You aal is making it ride like crap, not the block.

Skin-K5
11-01-2010, 05:04 AM
Maybe he has those air blocks and they are pumped up to tight....

Ahays000
11-01-2010, 05:09 AM
I have a 6" block in mine and other than axle wrap it rides pretty nice... I had a k10 with add a leafs on all corners and damn was it harsh!

jackedjimmy72
11-01-2010, 02:50 PM
Guess I'll have to eliminate both since removing the aal will make the ass sag. What you guys don't have the air ride blocks? Jeez get with it haha.

Skin-K5
11-02-2010, 04:10 AM
Damn Coasties anyway....

jackedjimmy72
11-02-2010, 07:28 PM
Hah no doubt. Always joked well we're here instead a college so that says something...Old joke about the Army. When you look down at your blouse and read US ARMY upside down. Yes My Retarded Ass Signed Up, dude that left the Army for Coast Guard told me that one.

monsterbowtiev8
11-11-2010, 07:31 AM
i would stick with half tons if you dont want to take all the work to swich to 3/4ton...i would just change 10 bolt rear out to a 12 bolt heavier duty axles but still half ton....the 3/4 ton is only different in the rear...14 bolt is WAY!!! heavier duty than half ton....BUT on other hand front 3/4 ton is just a half ton with bigger spindals and the dana44 has just a little bigger axles...im running 12 bolt and d44 and no probs with 38s...4 speed no prob with t350 you would have no prob with half tons breaking them unless running like 400hp and doul cases

STIgary
11-12-2010, 02:26 AM
Thanks.

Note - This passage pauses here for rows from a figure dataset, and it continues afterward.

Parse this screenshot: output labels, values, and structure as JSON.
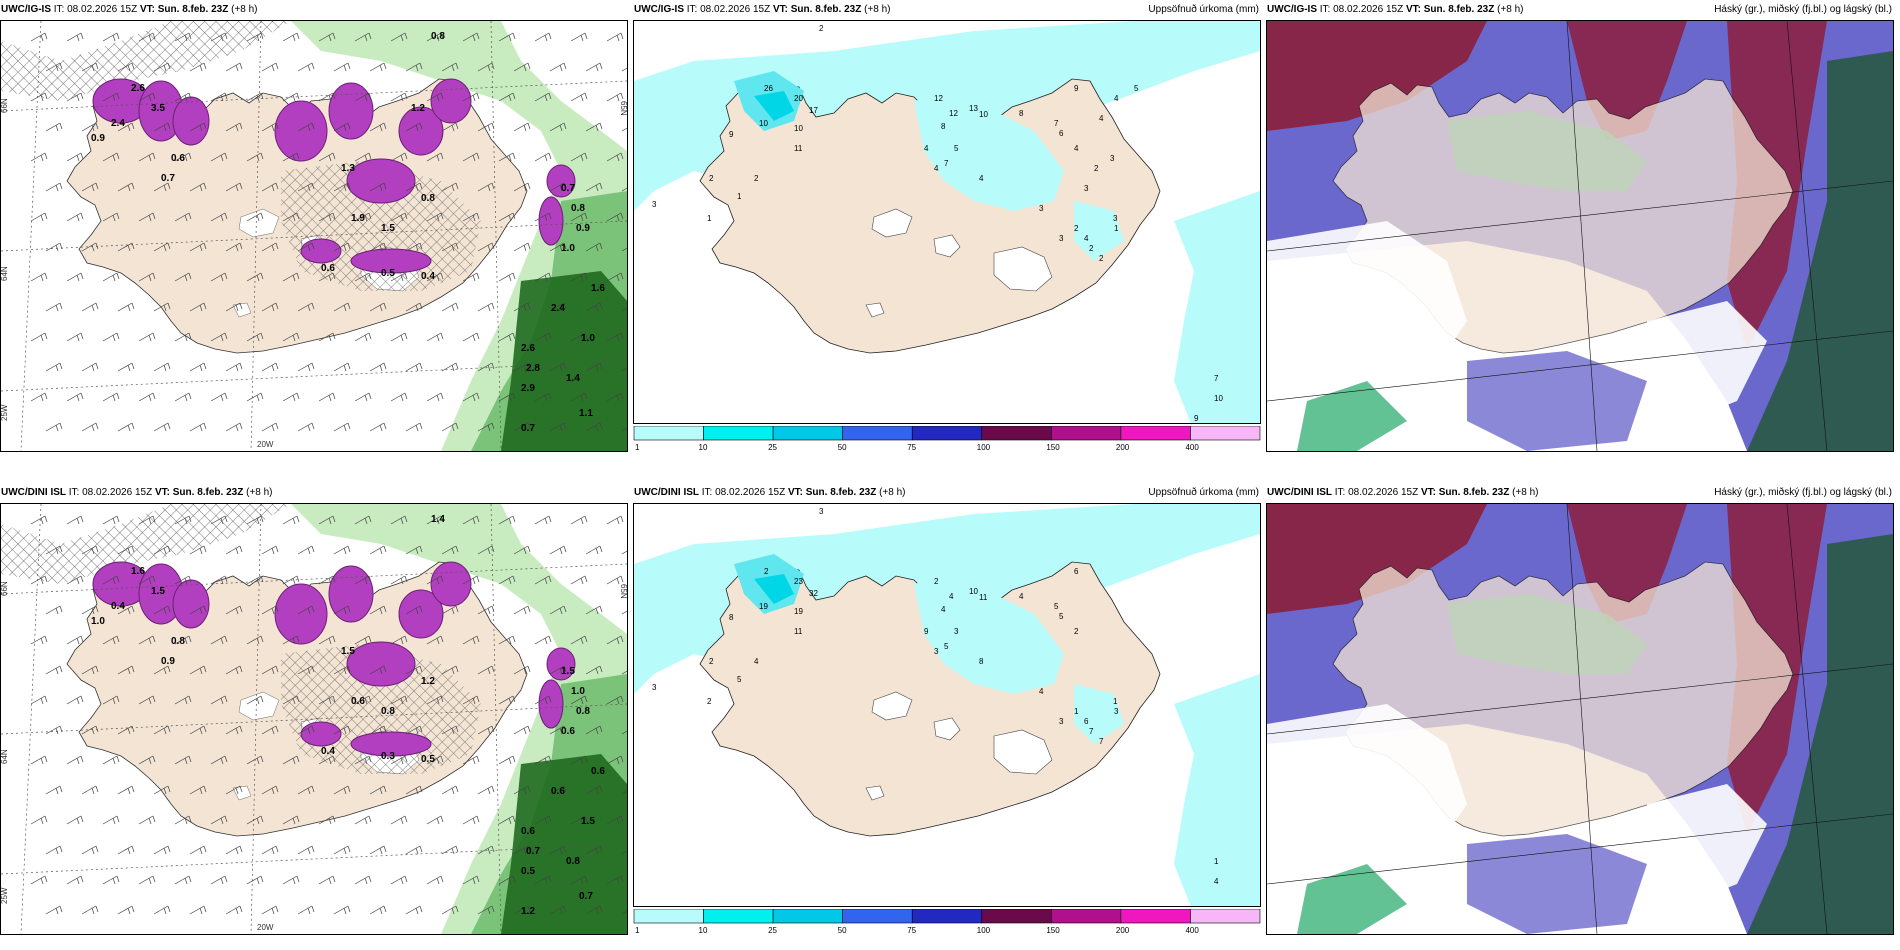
{
  "panels": [
    {
      "id": "p1",
      "type": "wind-cloud",
      "header": {
        "model": "UWC/IG-IS",
        "it_label": "IT:",
        "it_value": "08.02.2026 15Z",
        "vt_label": "VT:",
        "vt_value": "Sun. 8.feb. 23Z",
        "offset": "(+8 h)",
        "right": ""
      },
      "grid_labels": [
        "66N",
        "65N",
        "64N",
        "25W",
        "20W"
      ],
      "values": [
        "0.8",
        "2.6",
        "3.5",
        "2.4",
        "0.9",
        "0.6",
        "0.7",
        "1.3",
        "1.5",
        "1.9",
        "0.8",
        "0.6",
        "0.5",
        "0.4",
        "0.7",
        "0.8",
        "0.9",
        "1.0",
        "2.6",
        "2.8",
        "2.9",
        "1.4",
        "1.1",
        "0.7",
        "2.4",
        "1.0",
        "1.6",
        "1.2"
      ]
    },
    {
      "id": "p2",
      "type": "precip",
      "header": {
        "model": "UWC/IG-IS",
        "it_label": "IT:",
        "it_value": "08.02.2026 15Z",
        "vt_label": "VT:",
        "vt_value": "Sun. 8.feb. 23Z",
        "offset": "(+8 h)",
        "right": "Uppsöfnuð úrkoma (mm)"
      },
      "values": [
        "2",
        "26",
        "20",
        "17",
        "10",
        "10",
        "11",
        "9",
        "2",
        "1",
        "3",
        "1",
        "2",
        "12",
        "12",
        "8",
        "13",
        "10",
        "4",
        "4",
        "5",
        "7",
        "4",
        "8",
        "9",
        "7",
        "6",
        "4",
        "3",
        "3",
        "2",
        "4",
        "2",
        "2",
        "3",
        "1",
        "7",
        "10",
        "9",
        "3",
        "3",
        "2",
        "4",
        "4",
        "5"
      ]
    },
    {
      "id": "p3",
      "type": "cloud-cover",
      "header": {
        "model": "UWC/IG-IS",
        "it_label": "IT:",
        "it_value": "08.02.2026 15Z",
        "vt_label": "VT:",
        "vt_value": "Sun. 8.feb. 23Z",
        "offset": "(+8 h)",
        "right": "Háský (gr.), miðský (fj.bl.) og lágský (bl.)"
      }
    },
    {
      "id": "p4",
      "type": "wind-cloud",
      "header": {
        "model": "UWC/DINI ISL",
        "it_label": "IT:",
        "it_value": "08.02.2026 15Z",
        "vt_label": "VT:",
        "vt_value": "Sun. 8.feb. 23Z",
        "offset": "(+8 h)",
        "right": ""
      },
      "grid_labels": [
        "66N",
        "65N",
        "64N",
        "25W",
        "20W"
      ],
      "values": [
        "1.4",
        "1.6",
        "1.5",
        "0.4",
        "1.0",
        "0.8",
        "0.9",
        "1.5",
        "0.8",
        "0.6",
        "1.2",
        "0.4",
        "0.3",
        "0.5",
        "1.5",
        "1.0",
        "0.8",
        "0.6",
        "0.6",
        "0.7",
        "0.5",
        "0.8",
        "0.7",
        "1.2",
        "0.6",
        "1.5",
        "0.6"
      ]
    },
    {
      "id": "p5",
      "type": "precip",
      "header": {
        "model": "UWC/DINI ISL",
        "it_label": "IT:",
        "it_value": "08.02.2026 15Z",
        "vt_label": "VT:",
        "vt_value": "Sun. 8.feb. 23Z",
        "offset": "(+8 h)",
        "right": "Uppsöfnuð úrkoma (mm)"
      },
      "values": [
        "3",
        "2",
        "23",
        "32",
        "19",
        "19",
        "11",
        "8",
        "2",
        "2",
        "3",
        "5",
        "4",
        "2",
        "4",
        "4",
        "10",
        "11",
        "9",
        "3",
        "3",
        "5",
        "8",
        "4",
        "6",
        "5",
        "5",
        "2",
        "4",
        "3",
        "1",
        "6",
        "7",
        "7",
        "1",
        "3",
        "1",
        "4"
      ]
    },
    {
      "id": "p6",
      "type": "cloud-cover",
      "header": {
        "model": "UWC/DINI ISL",
        "it_label": "IT:",
        "it_value": "08.02.2026 15Z",
        "vt_label": "VT:",
        "vt_value": "Sun. 8.feb. 23Z",
        "offset": "(+8 h)",
        "right": "Háský (gr.), miðský (fj.bl.) og lágský (bl.)"
      }
    }
  ],
  "colorbar": {
    "ticks": [
      "1",
      "10",
      "25",
      "50",
      "75",
      "100",
      "150",
      "200",
      "400"
    ],
    "colors": [
      "#b7fcfb",
      "#00f0f0",
      "#00c8e6",
      "#3364f0",
      "#2228c0",
      "#6a0a4a",
      "#b0108c",
      "#f016c0",
      "#f7b6f5"
    ]
  },
  "colors": {
    "land": "#f3e4d4",
    "precip_light": "#b7fcfb",
    "cloud_high_green": "#1fa866",
    "cloud_mid_blue": "#5a56c8",
    "cloud_low_red": "#8c1f3c",
    "wind_green_light": "#c8ecc0",
    "wind_green_dark": "#1f6a1f",
    "magenta": "#b23fbf"
  }
}
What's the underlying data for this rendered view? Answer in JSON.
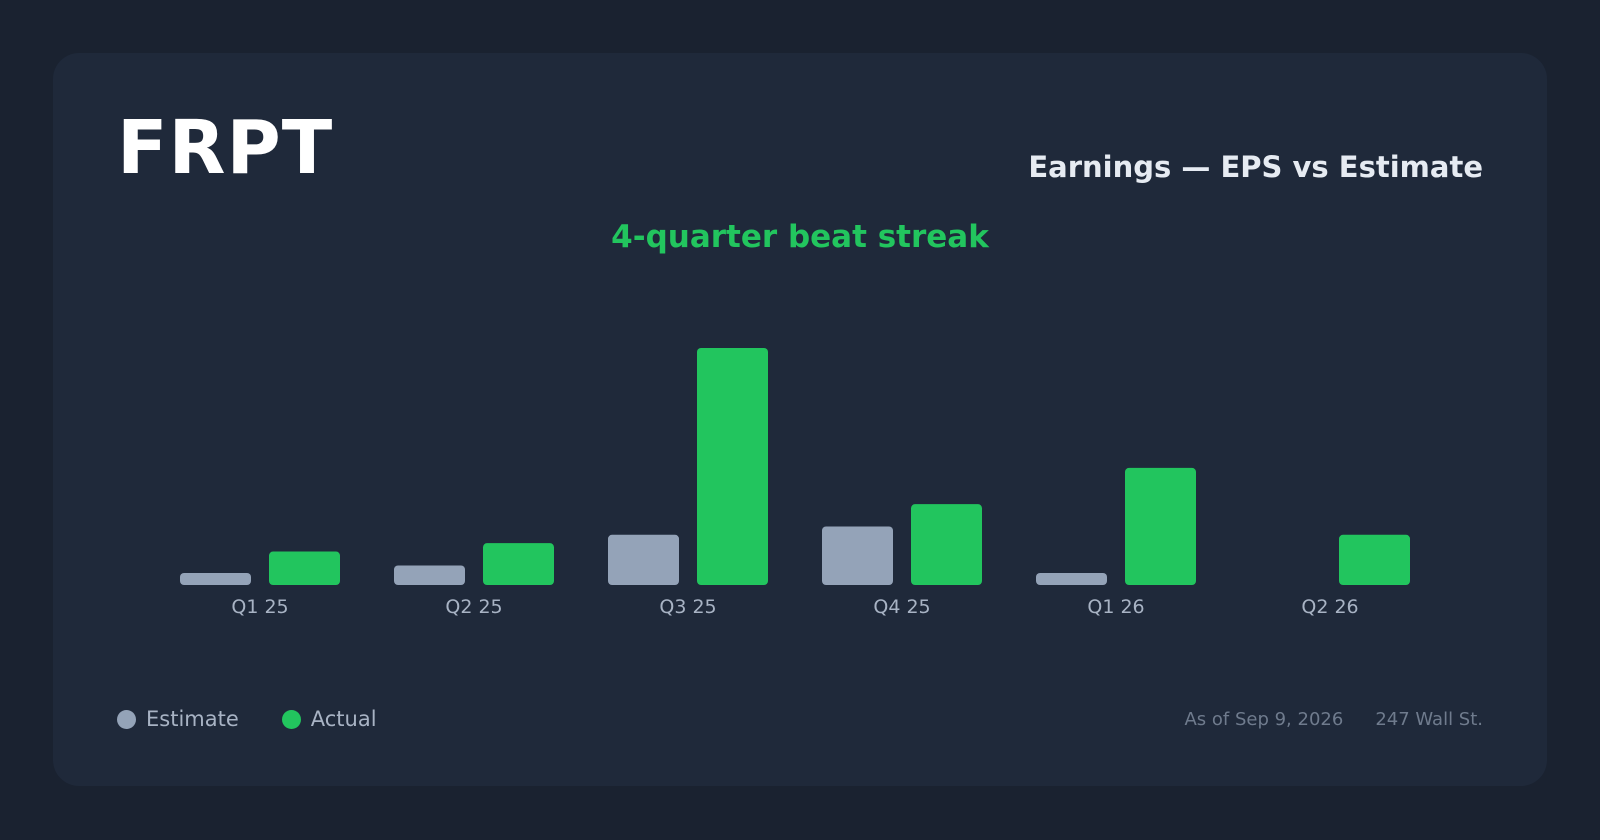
{
  "header": {
    "ticker": "FRPT",
    "title": "Earnings — EPS vs Estimate",
    "subtitle": "4-quarter beat streak"
  },
  "legend": {
    "estimate_label": "Estimate",
    "actual_label": "Actual"
  },
  "footer": {
    "as_of": "As of Sep 9, 2026",
    "source": "247 Wall St."
  },
  "colors": {
    "estimate": "#94a3b8",
    "actual": "#22c55e",
    "tick_label": "#a8b3c4"
  },
  "chart_data": {
    "type": "bar",
    "title": "Earnings — EPS vs Estimate",
    "categories": [
      "Q1 25",
      "Q2 25",
      "Q3 25",
      "Q4 25",
      "Q1 26",
      "Q2 26"
    ],
    "series": [
      {
        "name": "Estimate",
        "values": [
          0.04,
          0.07,
          0.18,
          0.21,
          0.04,
          null
        ]
      },
      {
        "name": "Actual",
        "values": [
          0.12,
          0.15,
          0.85,
          0.29,
          0.42,
          0.18
        ]
      }
    ],
    "ylim": [
      0,
      0.85
    ],
    "grid": false,
    "legend_position": "bottom-left"
  }
}
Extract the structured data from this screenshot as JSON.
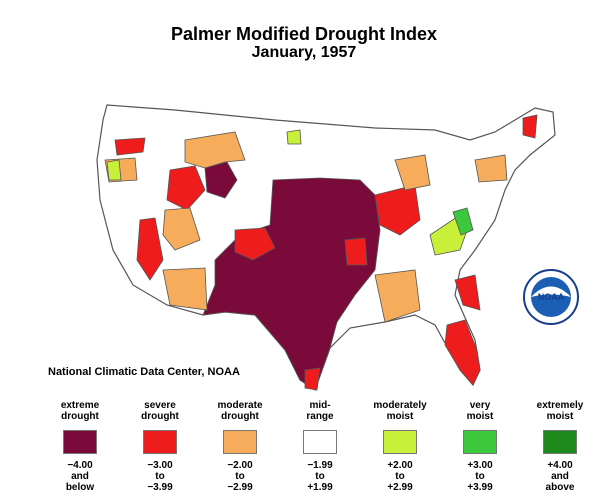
{
  "header": {
    "title": "Palmer Modified Drought Index",
    "subtitle": "January, 1957"
  },
  "credit": "National Climatic Data Center, NOAA",
  "logo": {
    "text": "NOAA",
    "icon": "noaa-logo-icon"
  },
  "colors": {
    "extreme": "#7a0a3a",
    "severe": "#ee1c1c",
    "moderate": "#f6ac5a",
    "mid": "#ffffff",
    "moderately_moist": "#c8f038",
    "very_moist": "#3cc83c",
    "extremely_moist": "#1e8a1e",
    "border": "#555555"
  },
  "legend": [
    {
      "label1": "extreme",
      "label2": "drought",
      "r1": "−4.00",
      "r2": "and",
      "r3": "below",
      "color": "#7a0a3a"
    },
    {
      "label1": "severe",
      "label2": "drought",
      "r1": "−3.00",
      "r2": "to",
      "r3": "−3.99",
      "color": "#ee1c1c"
    },
    {
      "label1": "moderate",
      "label2": "drought",
      "r1": "−2.00",
      "r2": "to",
      "r3": "−2.99",
      "color": "#f6ac5a"
    },
    {
      "label1": "mid-",
      "label2": "range",
      "r1": "−1.99",
      "r2": "to",
      "r3": "+1.99",
      "color": "#ffffff"
    },
    {
      "label1": "moderately",
      "label2": "moist",
      "r1": "+2.00",
      "r2": "to",
      "r3": "+2.99",
      "color": "#c8f038"
    },
    {
      "label1": "very",
      "label2": "moist",
      "r1": "+3.00",
      "r2": "to",
      "r3": "+3.99",
      "color": "#3cc83c"
    },
    {
      "label1": "extremely",
      "label2": "moist",
      "r1": "+4.00",
      "r2": "and",
      "r3": "above",
      "color": "#1e8a1e"
    }
  ]
}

I was really hoping to find out it had a 14bolt and a d44 with 4.10s but it looks it's got the same as the blazer.... Bummer

jackedjimmy72
11-12-2010, 05:05 PM
Well if you ever need to re gear the truck it's cheaper to find a set a axles with the gears you want than to pay someone to swap out your gears. Takes a day to swap em with 2 people. Run yours till you break em!

STIgary
11-12-2010, 06:03 PM
I would bug I'm likely to break something else running 37s with 2.73s in there.

jackedjimmy72
11-13-2010, 06:32 AM
2.73's? Man you must get good mileage. You go lower and it'll feel like a new truck.